On my return, the maintenance man is gone, but the other two are still hovering around Kim, and have attracted a few more residents into their chorus of laughing and threats. Kim, now confused, angry and injured, is yelling back at them (Kim suffers from acute schizophrenia. It doesn’t take much to confuse her). Let’s not be shy here, when Kim feels attacked, she can curl a curse offensive enough to make salty sailors blush.
It is about this time, that one of the young men, the one drinking the beer earlier, has run inside, declaring that he knows how to get rid of her. His answer is to throw urine tainted water out of his window upstairs down on Kim (and me, since I was again over by her, getting between Kim and her attackers).
Now the manager comes out. After witnessing that her reaction is to laugh, and listening to a resident (who identified himself as a employee of the Downtown Partnership) say that she had it coming, I decide to call the police.
I wonder, what the manager of the building found funny about the situation. That Kim was homeless, helpless or handicapped?

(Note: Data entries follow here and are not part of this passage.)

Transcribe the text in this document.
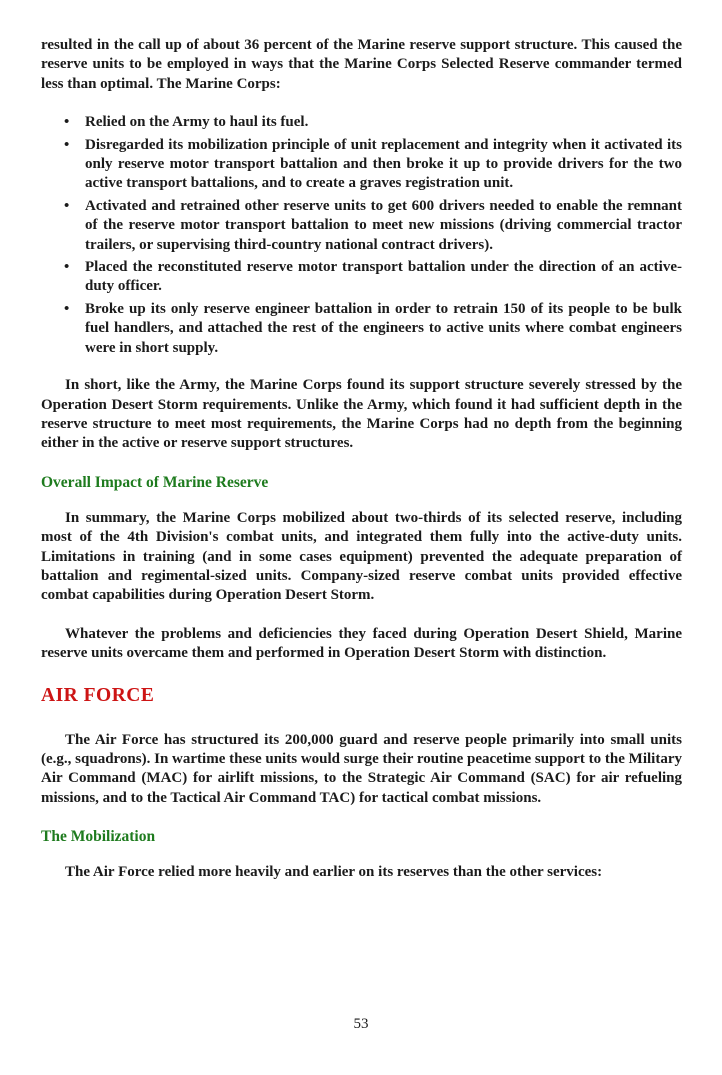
resulted in the call up of about 36 percent of the Marine reserve support structure. This caused the reserve units to be employed in ways that the Marine Corps Selected Reserve commander termed less than optimal. The Marine Corps:

• Relied on the Army to haul its fuel.
• Disregarded its mobilization principle of unit replacement and integrity when it activated its only reserve motor transport battalion and then broke it up to provide drivers for the two active transport battalions, and to create a graves registration unit.
• Activated and retrained other reserve units to get 600 drivers needed to enable the remnant of the reserve motor transport battalion to meet new missions (driving commercial tractor trailers, or supervising third-country national contract drivers).
• Placed the reconstituted reserve motor transport battalion under the direction of an active-duty officer.
• Broke up its only reserve engineer battalion in order to retrain 150 of its people to be bulk fuel handlers, and attached the rest of the engineers to active units where combat engineers were in short supply.

In short, like the Army, the Marine Corps found its support structure severely stressed by the Operation Desert Storm requirements. Unlike the Army, which found it had sufficient depth in the reserve structure to meet most requirements, the Marine Corps had no depth from the beginning either in the active or reserve support structures.

Overall Impact of Marine Reserve

In summary, the Marine Corps mobilized about two-thirds of its selected reserve, including most of the 4th Division's combat units, and integrated them fully into the active-duty units. Limitations in training (and in some cases equipment) prevented the adequate preparation of battalion and regimental-sized units. Company-sized reserve combat units provided effective combat capabilities during Operation Desert Storm.

Whatever the problems and deficiencies they faced during Operation Desert Shield, Marine reserve units overcame them and performed in Operation Desert Storm with distinction.

AIR FORCE

The Air Force has structured its 200,000 guard and reserve people primarily into small units (e.g., squadrons). In wartime these units would surge their routine peacetime support to the Military Air Command (MAC) for airlift missions, to the Strategic Air Command (SAC) for air refueling missions, and to the Tactical Air Command TAC) for tactical combat missions.

The Mobilization

The Air Force relied more heavily and earlier on its reserves than the other services:

53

The police finally show up, after an hour. They can’t find the person at home, who threw the water out the window (which also damaged my Blackberry phone), and decide that since there is no perpetrator present, there is no crime. I try to remind them that the saying is actually, “no victim no crime” not, “no criminal at home, no crime”, but they ignore me. Kim is homeless, she is not a victim, as far as they are concerned. They also do not choose to look at the security camera footage, or to even write an incident report.
Studio Fifteen houses several criminal types who regularly sell drugs and illegal cigarettes on the sidewalk in front of the building. The building’s security guards do not get in the resident’s way, or interrupt their occupations. They are not concerned with crime. They only focus on the homeless in the area (as far as I have witnessed, and I see them in action several times every day).
Adding the homeless to the Hate Crime list is not for the gruesome act of pouring gasoline on a helpless man and burning him to death. That act is called murder, and the citizens of California still view murder exactly as they should. Adding the homeless to the list, protects helpless members of our society from the predatory attacks which they endure every day.
Kim is homeless, but she doesn’t panhandle, she doesn’t commit crimes. Kim is not a criminal. She isn’t even unsightly. Kim lives almost exclusively from the food she gets at places like Saint Vincent De Paul’s, and the Helping Hand groups. The major part of her time is spent avoiding these types of attacks during the day, and hiding from worse attacks at night. She is handicapped, and her mental state is not a pretty one to live in. This state of helplessness should not be a reason for her to suffer even more at the hands of hateful people.